Translation Tester, part 1 – The problem

Introduction

This post is the 1st in what may become a series of posts detailing the development of a test support tool for testing ‘Translators’. I’m planning on blogging the development of this tool for a few reasons. One reason is to try and gauge if there is any interest in the tool (may impact whether I bother to continue development and maybe even extending it to a releasable open source product). Another reason is so that if anyone out there thinks there is a tool out there that already does this they can tell me and save me a whole load of effort ;)

Some useful information before I state the problem…

It may be worth me starting by explaining what I mean by a ‘Translator’; When you have a layered architecture in a software product/suite you often have de-coupled representations of concepts for each layer rather than having a common set of representations for all the layers. This means that whenever you cross a layer boundary you need to convert from one representaion of the data/concepts to another, the class that does this conversion I would call a Translator.

Entity Translator diagram

Entity Translator diagram

Modern software development seems to be more and more layered, and with some concepts like Domain Driven Design (DDD) and The Onion Architecture advocating decoupling different parts (or layers) of an application from each other, it seems to be more and more prevalent.

The problem

The problem I’ve found with Translator classes is that they can be pretty difficult to unit test reliably, flexibly and effectively.

  1. Unit tests often seem to over-specify the behaviour and are pretty much just directly duplicating the translator code.
  2. Writing unit tests for translators can be long and laborious with seemingly little benefit, it’s almost mindless coding.
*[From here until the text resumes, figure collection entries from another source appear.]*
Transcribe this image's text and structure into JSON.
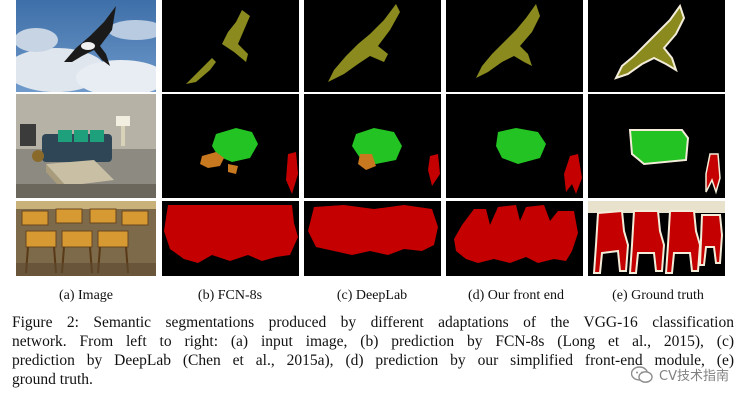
{
  "figure": {
    "columns": [
      {
        "key": "image",
        "label": "(a) Image"
      },
      {
        "key": "fcn",
        "label": "(b) FCN-8s"
      },
      {
        "key": "deeplab",
        "label": "(c) DeepLab"
      },
      {
        "key": "frontend",
        "label": "(d) Our front end"
      },
      {
        "key": "gt",
        "label": "(e) Ground truth"
      }
    ],
    "colors": {
      "background": "#000000",
      "bird": "#8a8a1e",
      "sofa": "#22c322",
      "chair": "#c40000",
      "pottedplant": "#c8781e",
      "boundary": "#f2ecd8"
    }
  },
  "caption": {
    "lines": [
      "Figure 2:  Semantic segmentations produced by different adaptations of the VGG-16 classification",
      "network.  From left to right: (a) input image, (b) prediction by FCN-8s (Long et al., 2015), (c)",
      "prediction by DeepLab (Chen et al., 2015a), (d) prediction by our simplified front-end module, (e)",
      "ground truth."
    ]
  },
  "watermark": {
    "icon": "wechat-icon",
    "text": "CV技术指南"
  }
}
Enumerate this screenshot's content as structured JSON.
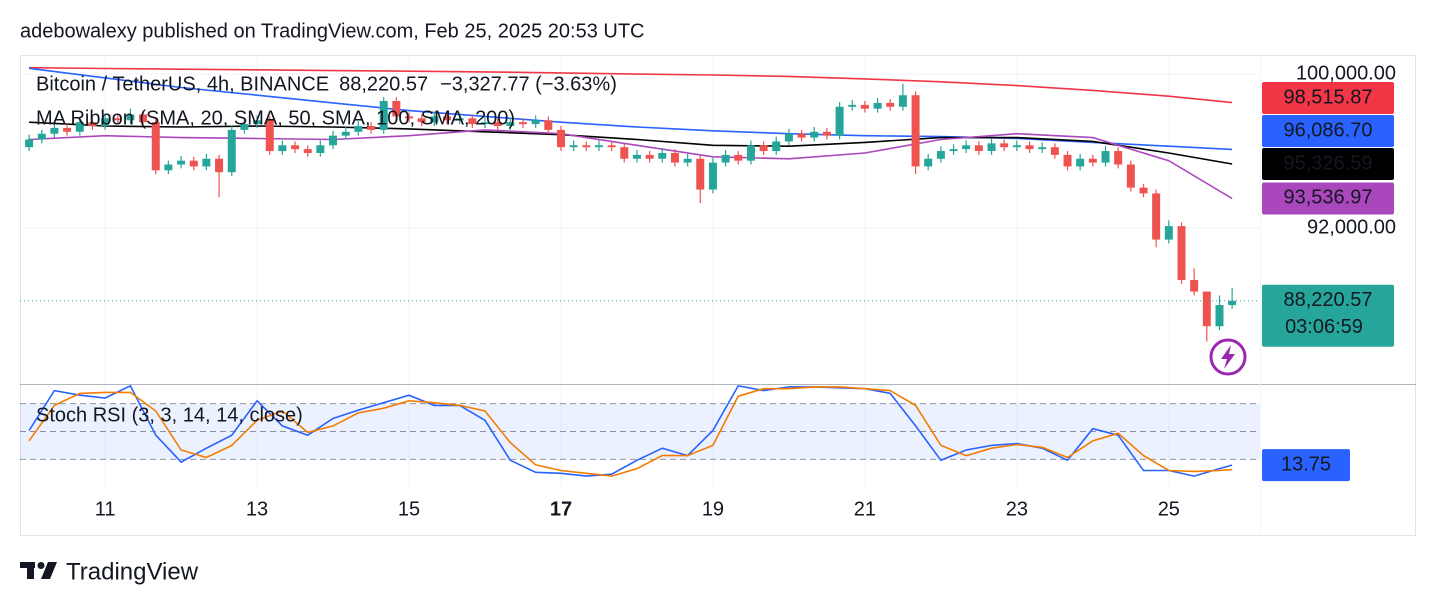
{
  "header": {
    "byline": "adebowalexy published on TradingView.com, Feb 25, 2025 20:53 UTC"
  },
  "footer": {
    "brand": "TradingView"
  },
  "chart_data": [
    {
      "type": "candlestick",
      "symbol": "Bitcoin / TetherUS, 4h, BINANCE",
      "legend_price": "88,220.57",
      "change": "−3,327.77 (−3.63%)",
      "up_color": "#26a69a",
      "down_color": "#ef5350",
      "xlim": [
        9.88,
        26.2
      ],
      "xticks": [
        11,
        13,
        15,
        17,
        19,
        21,
        23,
        25
      ],
      "xticks_bold": [
        17
      ],
      "ylim": [
        83950,
        100990
      ],
      "yticks": [
        {
          "value": 100000,
          "label": "100,000.00"
        },
        {
          "value": 92000,
          "label": "92,000.00"
        }
      ],
      "grid": true,
      "current_price_label": "88,220.57",
      "countdown": "03:06:59",
      "x": [
        10,
        10.167,
        10.333,
        10.5,
        10.667,
        10.833,
        11,
        11.167,
        11.333,
        11.5,
        11.667,
        11.833,
        12,
        12.167,
        12.333,
        12.5,
        12.667,
        12.833,
        13,
        13.167,
        13.333,
        13.5,
        13.667,
        13.833,
        14,
        14.167,
        14.333,
        14.5,
        14.667,
        14.833,
        15,
        15.167,
        15.333,
        15.5,
        15.667,
        15.833,
        16,
        16.167,
        16.333,
        16.5,
        16.667,
        16.833,
        17,
        17.167,
        17.333,
        17.5,
        17.667,
        17.833,
        18,
        18.167,
        18.333,
        18.5,
        18.667,
        18.833,
        19,
        19.167,
        19.333,
        19.5,
        19.667,
        19.833,
        20,
        20.167,
        20.333,
        20.5,
        20.667,
        20.833,
        21,
        21.167,
        21.333,
        21.5,
        21.667,
        21.833,
        22,
        22.167,
        22.333,
        22.5,
        22.667,
        22.833,
        23,
        23.167,
        23.333,
        23.5,
        23.667,
        23.833,
        24,
        24.167,
        24.333,
        24.5,
        24.667,
        24.833,
        25,
        25.167,
        25.333,
        25.5,
        25.667,
        25.833
      ],
      "candles": [
        [
          96200,
          96850,
          96000,
          96600
        ],
        [
          96600,
          97100,
          96400,
          96900
        ],
        [
          96900,
          97450,
          96700,
          97200
        ],
        [
          97200,
          97400,
          96800,
          97000
        ],
        [
          97000,
          97750,
          96800,
          97500
        ],
        [
          97500,
          97700,
          97100,
          97300
        ],
        [
          97300,
          97950,
          97100,
          97700
        ],
        [
          97700,
          97900,
          97400,
          97600
        ],
        [
          97600,
          98200,
          97400,
          97900
        ],
        [
          97900,
          98100,
          97300,
          97500
        ],
        [
          97500,
          97700,
          94800,
          95000
        ],
        [
          95000,
          95500,
          94800,
          95300
        ],
        [
          95300,
          95750,
          95100,
          95500
        ],
        [
          95500,
          95700,
          95000,
          95200
        ],
        [
          95200,
          95850,
          95000,
          95600
        ],
        [
          95600,
          95800,
          93600,
          94900
        ],
        [
          94900,
          97300,
          94700,
          97100
        ],
        [
          97100,
          97650,
          96900,
          97400
        ],
        [
          97400,
          97850,
          97200,
          97600
        ],
        [
          97600,
          97800,
          95800,
          96000
        ],
        [
          96000,
          96550,
          95800,
          96300
        ],
        [
          96300,
          96500,
          95900,
          96100
        ],
        [
          96100,
          96300,
          95700,
          95900
        ],
        [
          95900,
          96550,
          95700,
          96300
        ],
        [
          96300,
          97050,
          96100,
          96800
        ],
        [
          96800,
          97250,
          96600,
          97000
        ],
        [
          97000,
          97550,
          96800,
          97300
        ],
        [
          97300,
          97500,
          96900,
          97100
        ],
        [
          97100,
          98800,
          96900,
          98600
        ],
        [
          98600,
          98800,
          97600,
          97800
        ],
        [
          97800,
          98000,
          97500,
          97700
        ],
        [
          97700,
          97900,
          97300,
          97500
        ],
        [
          97500,
          98050,
          97300,
          97800
        ],
        [
          97800,
          98000,
          97400,
          97600
        ],
        [
          97600,
          97950,
          97400,
          97700
        ],
        [
          97700,
          97900,
          97200,
          97400
        ],
        [
          97400,
          97750,
          97200,
          97500
        ],
        [
          97500,
          97700,
          97100,
          97300
        ],
        [
          97300,
          97750,
          97100,
          97500
        ],
        [
          97500,
          97700,
          97200,
          97400
        ],
        [
          97400,
          97850,
          97200,
          97600
        ],
        [
          97600,
          97800,
          96900,
          97100
        ],
        [
          97100,
          97300,
          96000,
          96200
        ],
        [
          96200,
          96550,
          96000,
          96300
        ],
        [
          96300,
          96500,
          96000,
          96200
        ],
        [
          96200,
          96550,
          96000,
          96300
        ],
        [
          96300,
          96500,
          96000,
          96200
        ],
        [
          96200,
          96400,
          95400,
          95600
        ],
        [
          95600,
          96050,
          95400,
          95800
        ],
        [
          95800,
          96000,
          95400,
          95600
        ],
        [
          95600,
          96150,
          95400,
          95900
        ],
        [
          95900,
          96100,
          95200,
          95400
        ],
        [
          95400,
          95850,
          95200,
          95600
        ],
        [
          95600,
          95800,
          93300,
          94000
        ],
        [
          94000,
          95650,
          93800,
          95400
        ],
        [
          95400,
          96050,
          95200,
          95800
        ],
        [
          95800,
          96000,
          95300,
          95500
        ],
        [
          95500,
          96550,
          95300,
          96300
        ],
        [
          96300,
          96500,
          95800,
          96000
        ],
        [
          96000,
          96750,
          95800,
          96500
        ],
        [
          96500,
          97150,
          96300,
          96900
        ],
        [
          96900,
          97100,
          96500,
          96700
        ],
        [
          96700,
          97250,
          96500,
          97000
        ],
        [
          97000,
          97200,
          96600,
          96800
        ],
        [
          96800,
          98550,
          96600,
          98300
        ],
        [
          98300,
          98650,
          98100,
          98400
        ],
        [
          98400,
          98600,
          98000,
          98200
        ],
        [
          98200,
          98750,
          98000,
          98500
        ],
        [
          98500,
          98700,
          98100,
          98300
        ],
        [
          98300,
          99500,
          98100,
          98900
        ],
        [
          98900,
          99100,
          94800,
          95200
        ],
        [
          95200,
          95850,
          95000,
          95600
        ],
        [
          95600,
          96250,
          95400,
          96000
        ],
        [
          96000,
          96350,
          95800,
          96100
        ],
        [
          96100,
          96550,
          95900,
          96300
        ],
        [
          96300,
          96500,
          95800,
          96000
        ],
        [
          96000,
          96650,
          95800,
          96400
        ],
        [
          96400,
          96600,
          96000,
          96200
        ],
        [
          96200,
          96550,
          96000,
          96300
        ],
        [
          96300,
          96500,
          95900,
          96100
        ],
        [
          96100,
          96450,
          95900,
          96200
        ],
        [
          96200,
          96400,
          95600,
          95800
        ],
        [
          95800,
          96000,
          95000,
          95200
        ],
        [
          95200,
          95850,
          95000,
          95600
        ],
        [
          95600,
          95800,
          95200,
          95400
        ],
        [
          95400,
          96250,
          95200,
          96000
        ],
        [
          96000,
          96200,
          95100,
          95300
        ],
        [
          95300,
          95500,
          93900,
          94100
        ],
        [
          94100,
          94300,
          93600,
          93800
        ],
        [
          93800,
          94000,
          91000,
          91400
        ],
        [
          91400,
          92400,
          91200,
          92100
        ],
        [
          92100,
          92300,
          89100,
          89300
        ],
        [
          89300,
          89900,
          88500,
          88700
        ],
        [
          88700,
          88700,
          86100,
          86900
        ],
        [
          86900,
          88500,
          86700,
          88000
        ],
        [
          88000,
          88900,
          87800,
          88220.57
        ]
      ],
      "ribbon": {
        "title": "MA Ribbon (SMA, 20, SMA, 50, SMA, 100, SMA, 200)",
        "x": [
          10,
          11,
          12,
          13,
          14,
          15,
          16,
          17,
          18,
          19,
          20,
          21,
          22,
          23,
          24,
          25,
          25.833
        ],
        "series": [
          {
            "color": "#f23645",
            "last_label": "98,515.87",
            "values": [
              100330,
              100290,
              100250,
              100220,
              100180,
              100150,
              100110,
              100060,
              100000,
              99950,
              99880,
              99750,
              99600,
              99400,
              99150,
              98850,
              98515.87
            ]
          },
          {
            "color": "#2962ff",
            "last_label": "96,086.70",
            "values": [
              100300,
              99800,
              99300,
              98900,
              98500,
              98100,
              97800,
              97500,
              97250,
              97050,
              96900,
              96800,
              96750,
              96650,
              96450,
              96250,
              96086.7
            ]
          },
          {
            "color": "#000000",
            "last_label": "95,326.59",
            "values": [
              97500,
              97300,
              97250,
              97300,
              97250,
              97150,
              97000,
              96850,
              96600,
              96300,
              96250,
              96450,
              96700,
              96700,
              96500,
              95900,
              95326.59
            ]
          },
          {
            "color": "#ab47bc",
            "last_label": "93,536.97",
            "values": [
              96600,
              96800,
              96700,
              96650,
              96600,
              96800,
              97100,
              96900,
              96300,
              95700,
              95600,
              95900,
              96600,
              96900,
              96700,
              95500,
              93536.97
            ]
          }
        ]
      }
    },
    {
      "type": "line",
      "title": "Stoch RSI (3, 3, 14, 14, close)",
      "xlim": [
        9.88,
        26.2
      ],
      "ylim": [
        -13,
        100
      ],
      "levels": [
        80,
        50,
        20
      ],
      "band_color": "#2962ff",
      "x": [
        10,
        10.333,
        10.667,
        11,
        11.333,
        11.667,
        12,
        12.333,
        12.667,
        13,
        13.333,
        13.667,
        14,
        14.333,
        14.667,
        15,
        15.333,
        15.667,
        16,
        16.333,
        16.667,
        17,
        17.333,
        17.667,
        18,
        18.333,
        18.667,
        19,
        19.333,
        19.667,
        20,
        20.333,
        20.667,
        21,
        21.333,
        21.667,
        22,
        22.333,
        22.667,
        23,
        23.333,
        23.667,
        24,
        24.333,
        24.667,
        25,
        25.333,
        25.667,
        25.833
      ],
      "series": [
        {
          "color": "#2962ff",
          "last_label": "13.75",
          "values": [
            51,
            94,
            89,
            86,
            99,
            46,
            17,
            32,
            46,
            83,
            56,
            46,
            64,
            73,
            81,
            89,
            78,
            78,
            62,
            19,
            6,
            5,
            2,
            4,
            19,
            32,
            24,
            51,
            99,
            94,
            98,
            98,
            97,
            96,
            91,
            56,
            19,
            30,
            35,
            37,
            32,
            19,
            53,
            46,
            8,
            8,
            2,
            10,
            13.75
          ]
        },
        {
          "color": "#f57c00",
          "values": [
            40,
            78,
            91,
            92,
            92,
            72,
            30,
            22,
            35,
            62,
            72,
            49,
            56,
            70,
            75,
            83,
            81,
            78,
            72,
            38,
            14,
            8,
            5,
            2,
            10,
            24,
            24,
            35,
            88,
            96,
            96,
            98,
            98,
            96,
            94,
            78,
            35,
            24,
            32,
            36,
            33,
            22,
            40,
            48,
            24,
            8,
            7,
            8,
            9
          ]
        }
      ]
    }
  ]
}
However a lot of bugs seem to be due to translators, so they obviously do need to be tested.
  3. When a new property/field is added to one of the types being translated from/to the test will often continue to pass, and there will be no indication that the translator is not attempting to translate the field.
  4. An untranslated property often doesn’t cause an immediate problem (compilation failure, unit test failure, immediate run-time failure). Rather the missing data will show up some time later as a hard to diagnose bug.
  5. When a bug is identified it can often be traced back to a translator not mapping a field, when you have several layers each with each layer boundary having a translator there can be a lot of places to look!
  6. Over time translator tests go out of date, and not even due to any changes of the class being tested changing (the translator), rather that one of the types being translated has changed.